In this study, the authors evaluated for the first time the use of glucocorticoids in combination with one of the following three biological anti-rheumatic drugs: tocilizumab, abatacept or TNFi, in a multicentre, international, real-life cohort of 17,663 patients. They found that there was no significant difference in the glucocorticoid-sparing effect of these three antirheumatic drugs. Nevertheless, the median time to glucocorticoid withdrawal exceeded 2 years in all treatment groups, well beyond the recommended 3-month period. However, the duration of glucocorticoid treatment after initiation of a biologic was shorter every year. There was significant heterogeneity between countries in terms of initial glucocorticoid use and discontinuation.

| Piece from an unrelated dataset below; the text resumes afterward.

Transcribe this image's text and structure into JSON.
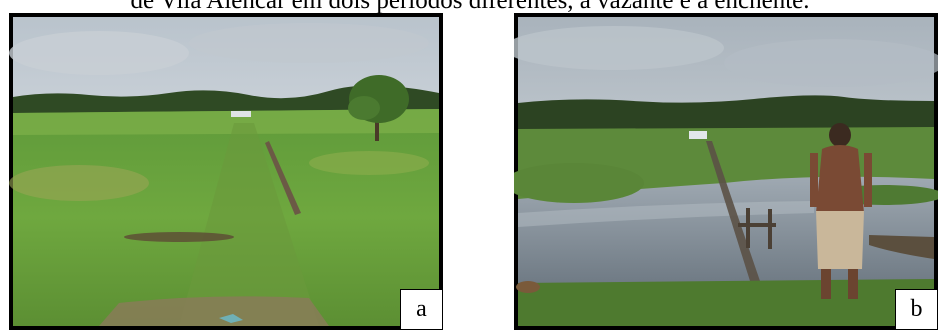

Heterogeneity in the pharmacological retention of anti-rheumatic drugs has been explored previously and may be related to patient heterogeneity, socioeconomic factors, treatment accessibility and differences in standard practice between countries. However, this has not been assessed to date with glucocorticoids. The authors therefore recommend that physicians make every effort to lower the dose or even discontinue glucocorticoids when disease activity is low, to prevent side effects; and that specific studies on country-level differences in prescribing glucocorticoids are done to understand differences and help adapt national guidelines.